Given that we had to swap the values in the previous step, we can’t assume that the current item is in the right location with respect to the other in order items, and hence we need to continue to work backward. We compare the current item to the preceding item in the data set:
33 74 98 13 55 20 77 45 64 83

These two values are in the correct order, so we can now stop this iteration. At this point, the first three items in the set are sorted with respect to each other. Next, we move to the fourth item, and compare that with the last of the in order items:
33 74 98 13 55 20 77 45 64 83

They’re out of order, so we swap them:
33 74 13 98 55 20 77 45 64 83

… and we keep bubbling backward until we reach either a value that is smaller or the head of the list:
33 74 13 98 55 20 77 45 64 83
33 13 74 98 55 20 77 45 64 83
33 13 74 98 55 20 77 45 64 83
13 33 74 98 55 20 77 45 64 83

Here we can see that 13 was the smallest number, so it was bubbled all the way to the head of the list. We then move on to the next iteration where we again compare the next item with the head of the list, and again bubble backward until we reach the correct location.
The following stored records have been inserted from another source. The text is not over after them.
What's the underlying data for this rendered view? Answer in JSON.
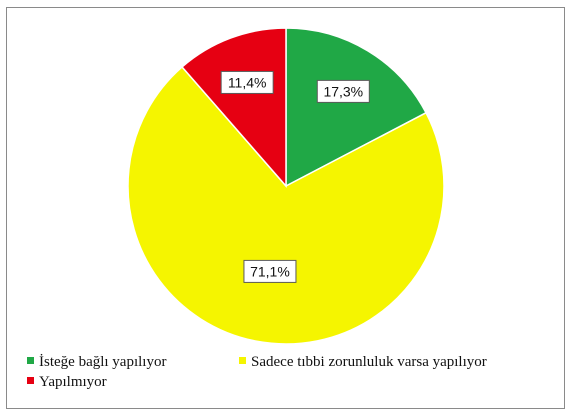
{
  "chart_data": {
    "type": "pie",
    "title": "",
    "slices": [
      {
        "label": "İsteğe bağlı yapılıyor",
        "value": 17.3,
        "display": "17,3%",
        "color": "#20a846"
      },
      {
        "label": "Sadece tıbbi zorunluluk varsa yapılıyor",
        "value": 71.1,
        "display": "71,1%",
        "color": "#f5f500"
      },
      {
        "label": "Yapılmıyor",
        "value": 11.4,
        "display": "11,4%",
        "color": "#e60012"
      }
    ],
    "start_angle_deg": 0,
    "direction": "clockwise",
    "legend_position": "bottom-left"
  }
}
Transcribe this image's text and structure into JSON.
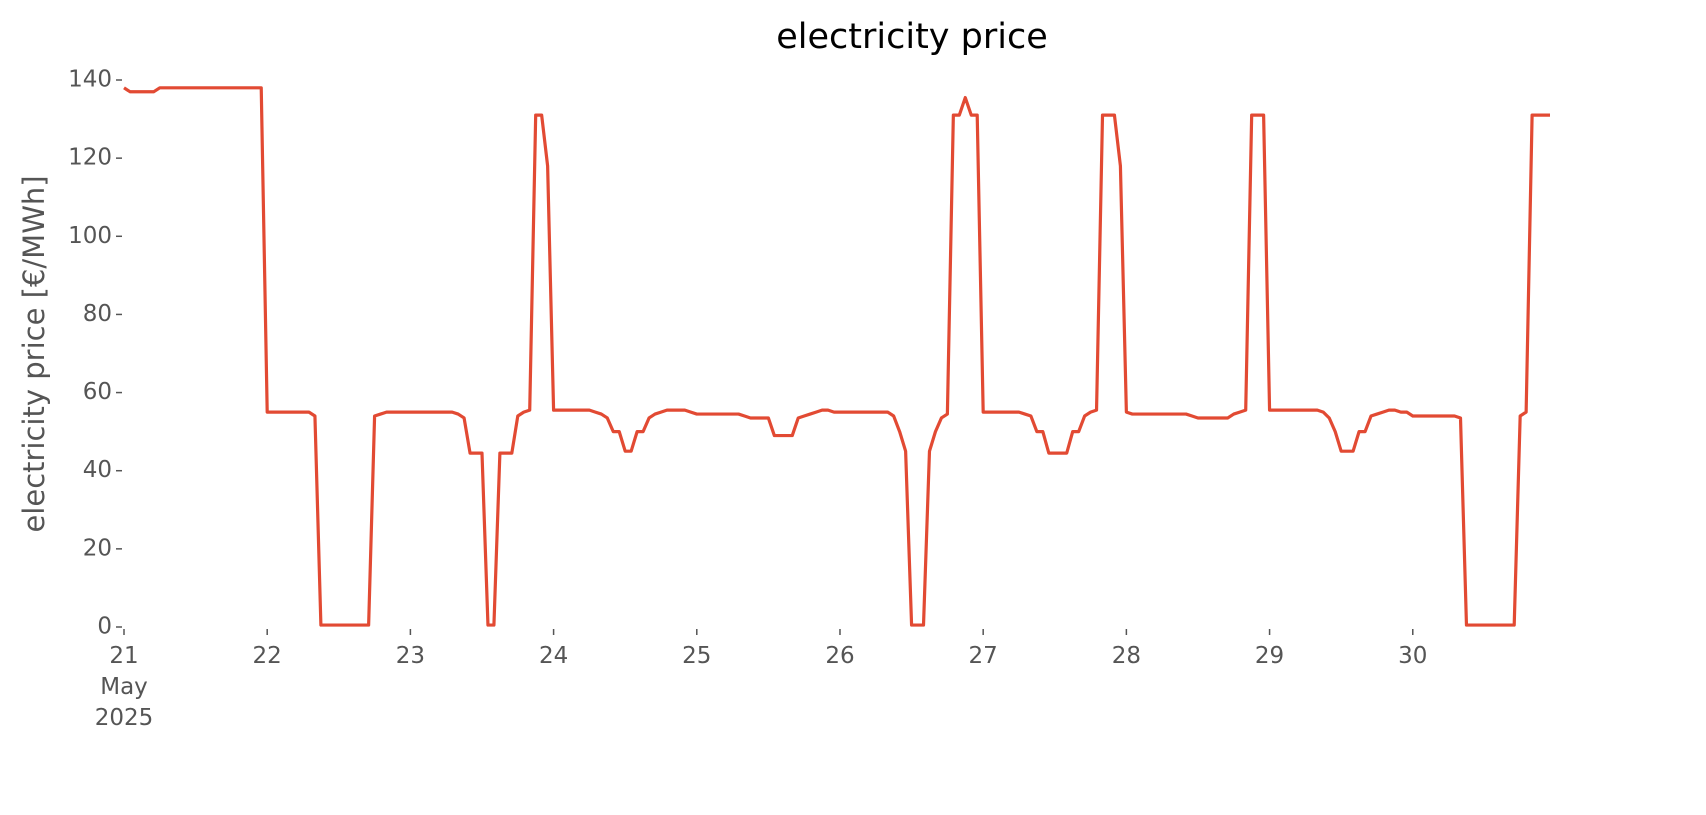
{
  "chart_data": {
    "type": "line",
    "title": "electricity price",
    "y_label": "electricity price [€/MWh]",
    "xlim": [
      0,
      239
    ],
    "ylim": [
      0,
      140
    ],
    "xticks": [
      {
        "value": 0,
        "label": "21\nMay\n2025"
      },
      {
        "value": 24,
        "label": "22"
      },
      {
        "value": 48,
        "label": "23"
      },
      {
        "value": 72,
        "label": "24"
      },
      {
        "value": 96,
        "label": "25"
      },
      {
        "value": 120,
        "label": "26"
      },
      {
        "value": 144,
        "label": "27"
      },
      {
        "value": 168,
        "label": "28"
      },
      {
        "value": 192,
        "label": "29"
      },
      {
        "value": 216,
        "label": "30"
      }
    ],
    "yticks": [
      0,
      20,
      40,
      60,
      80,
      100,
      120,
      140
    ],
    "grid": false,
    "x": [
      0,
      1,
      2,
      3,
      4,
      5,
      6,
      7,
      8,
      9,
      10,
      11,
      12,
      13,
      14,
      15,
      16,
      17,
      18,
      19,
      20,
      21,
      22,
      23,
      24,
      25,
      26,
      27,
      28,
      29,
      30,
      31,
      32,
      33,
      34,
      35,
      36,
      37,
      38,
      39,
      40,
      41,
      42,
      43,
      44,
      45,
      46,
      47,
      48,
      49,
      50,
      51,
      52,
      53,
      54,
      55,
      56,
      57,
      58,
      59,
      60,
      61,
      62,
      63,
      64,
      65,
      66,
      67,
      68,
      69,
      70,
      71,
      72,
      73,
      74,
      75,
      76,
      77,
      78,
      79,
      80,
      81,
      82,
      83,
      84,
      85,
      86,
      87,
      88,
      89,
      90,
      91,
      92,
      93,
      94,
      95,
      96,
      97,
      98,
      99,
      100,
      101,
      102,
      103,
      104,
      105,
      106,
      107,
      108,
      109,
      110,
      111,
      112,
      113,
      114,
      115,
      116,
      117,
      118,
      119,
      120,
      121,
      122,
      123,
      124,
      125,
      126,
      127,
      128,
      129,
      130,
      131,
      132,
      133,
      134,
      135,
      136,
      137,
      138,
      139,
      140,
      141,
      142,
      143,
      144,
      145,
      146,
      147,
      148,
      149,
      150,
      151,
      152,
      153,
      154,
      155,
      156,
      157,
      158,
      159,
      160,
      161,
      162,
      163,
      164,
      165,
      166,
      167,
      168,
      169,
      170,
      171,
      172,
      173,
      174,
      175,
      176,
      177,
      178,
      179,
      180,
      181,
      182,
      183,
      184,
      185,
      186,
      187,
      188,
      189,
      190,
      191,
      192,
      193,
      194,
      195,
      196,
      197,
      198,
      199,
      200,
      201,
      202,
      203,
      204,
      205,
      206,
      207,
      208,
      209,
      210,
      211,
      212,
      213,
      214,
      215,
      216,
      217,
      218,
      219,
      220,
      221,
      222,
      223,
      224,
      225,
      226,
      227,
      228,
      229,
      230,
      231,
      232,
      233,
      234,
      235,
      236,
      237,
      238,
      239
    ],
    "series": [
      {
        "name": "electricity price",
        "color": "#e24a33",
        "values": [
          138,
          137,
          137,
          137,
          137,
          137,
          138,
          138,
          138,
          138,
          138,
          138,
          138,
          138,
          138,
          138,
          138,
          138,
          138,
          138,
          138,
          138,
          138,
          138,
          55,
          55,
          55,
          55,
          55,
          55,
          55,
          55,
          54,
          0.5,
          0.5,
          0.5,
          0.5,
          0.5,
          0.5,
          0.5,
          0.5,
          0.5,
          54,
          54.5,
          55,
          55,
          55,
          55,
          55,
          55,
          55,
          55,
          55,
          55,
          55,
          55,
          54.5,
          53.5,
          44.5,
          44.5,
          44.5,
          0.5,
          0.5,
          44.5,
          44.5,
          44.5,
          54,
          55,
          55.5,
          131,
          131,
          118,
          55.5,
          55.5,
          55.5,
          55.5,
          55.5,
          55.5,
          55.5,
          55,
          54.5,
          53.5,
          50,
          50,
          45,
          45,
          50,
          50,
          53.5,
          54.5,
          55,
          55.5,
          55.5,
          55.5,
          55.5,
          55,
          54.5,
          54.5,
          54.5,
          54.5,
          54.5,
          54.5,
          54.5,
          54.5,
          54,
          53.5,
          53.5,
          53.5,
          53.5,
          49,
          49,
          49,
          49,
          53.5,
          54,
          54.5,
          55,
          55.5,
          55.5,
          55,
          55,
          55,
          55,
          55,
          55,
          55,
          55,
          55,
          55,
          54,
          50,
          45,
          0.5,
          0.5,
          0.5,
          45,
          50,
          53.5,
          54.5,
          131,
          131,
          135.5,
          131,
          131,
          55,
          55,
          55,
          55,
          55,
          55,
          55,
          54.5,
          54,
          50,
          50,
          44.5,
          44.5,
          44.5,
          44.5,
          50,
          50,
          54,
          55,
          55.5,
          131,
          131,
          131,
          118,
          55,
          54.5,
          54.5,
          54.5,
          54.5,
          54.5,
          54.5,
          54.5,
          54.5,
          54.5,
          54.5,
          54,
          53.5,
          53.5,
          53.5,
          53.5,
          53.5,
          53.5,
          54.5,
          55,
          55.5,
          131,
          131,
          131,
          55.5,
          55.5,
          55.5,
          55.5,
          55.5,
          55.5,
          55.5,
          55.5,
          55.5,
          55,
          53.5,
          50,
          45,
          45,
          45,
          50,
          50,
          54,
          54.5,
          55,
          55.5,
          55.5,
          55,
          55,
          54,
          54,
          54,
          54,
          54,
          54,
          54,
          54,
          53.5,
          0.5,
          0.5,
          0.5,
          0.5,
          0.5,
          0.5,
          0.5,
          0.5,
          0.5,
          54,
          55,
          131,
          131,
          131,
          131
        ]
      }
    ]
  }
}
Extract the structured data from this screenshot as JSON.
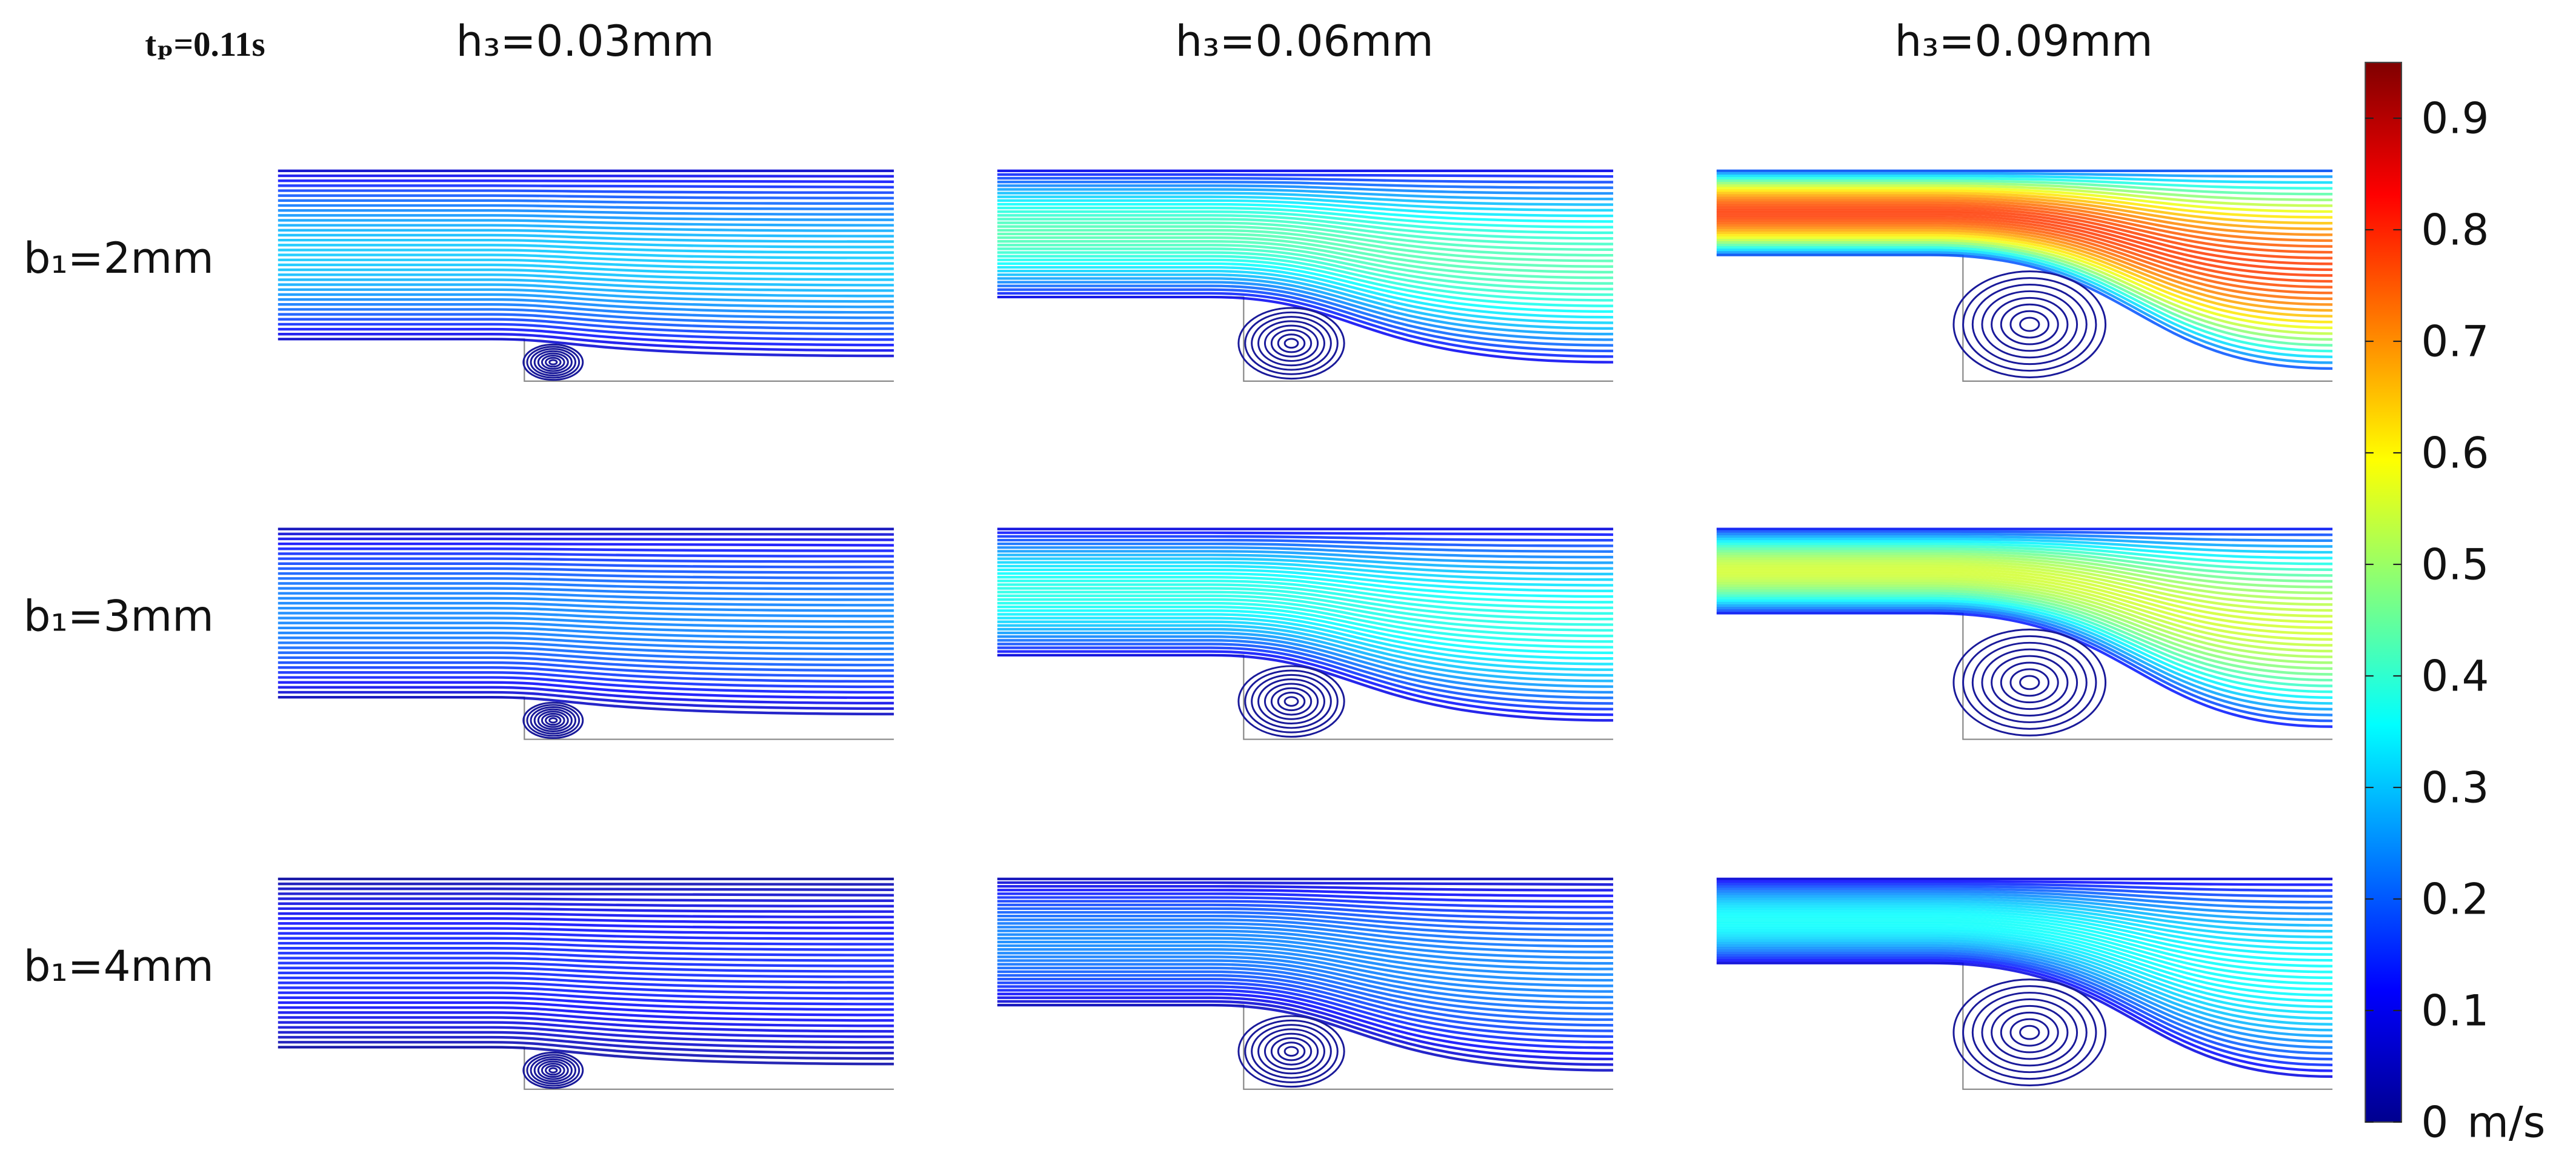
{
  "header": {
    "time_label": "tₚ=0.11s"
  },
  "columns": [
    "h₃=0.03mm",
    "h₃=0.06mm",
    "h₃=0.09mm"
  ],
  "rows": [
    "b₁=2mm",
    "b₁=3mm",
    "b₁=4mm"
  ],
  "colorbar": {
    "lim": [
      0,
      0.95
    ],
    "ticks": [
      0,
      0.1,
      0.2,
      0.3,
      0.4,
      0.5,
      0.6,
      0.7,
      0.8,
      0.9
    ],
    "unit": "m/s"
  }
}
Complete Gnome code example in Kotlin

``````fun  gnomeSort(a: Array<Int>, ascending: Boolean = true) {
var i = 1
var j = 2
while (i < a.size)
if (ascending && (a[i - 1] <= a[i]) ||
!ascending && (a[i - 1] >= a[i]))
i = j++
else {
val temp = a[i - 1]
a[i - 1] = a[i]
a[i--] = temp
if (i == 0) i = j++
}
}

fun main(args: Array<String>) {
val array = arrayOf(100, 2, 56, 200, -52, 3, 99, 33, 177, -199)
println("Original      : \${array.asList()}")
gnomeSort(array)
println("Sorted (asc)  : \${array.asList()}")
gnomeSort(array, false)
println("Sorted (desc) : \${array.asList()}")
}``````

Output of the Gnome sort in Kotlin

``````Original      : [100, 2, 56, 200, -52, 3, 99, 33, 177, -199]
Sorted (asc)  : [-199, -52, 2, 3, 33, 56, 99, 100, 177, 200]
Sorted (desc) : [200, 177, 100, 99, 56, 33, 3, 2, -52, -199]``````

### The complexity of Gnome sort

This is not a very efficient algorithm. It’s time and space complexity are exactly that of the Bubble Sort. That is, the time complexity is `O(n2)`, and space complexity for in-place sorting is `O(1)`.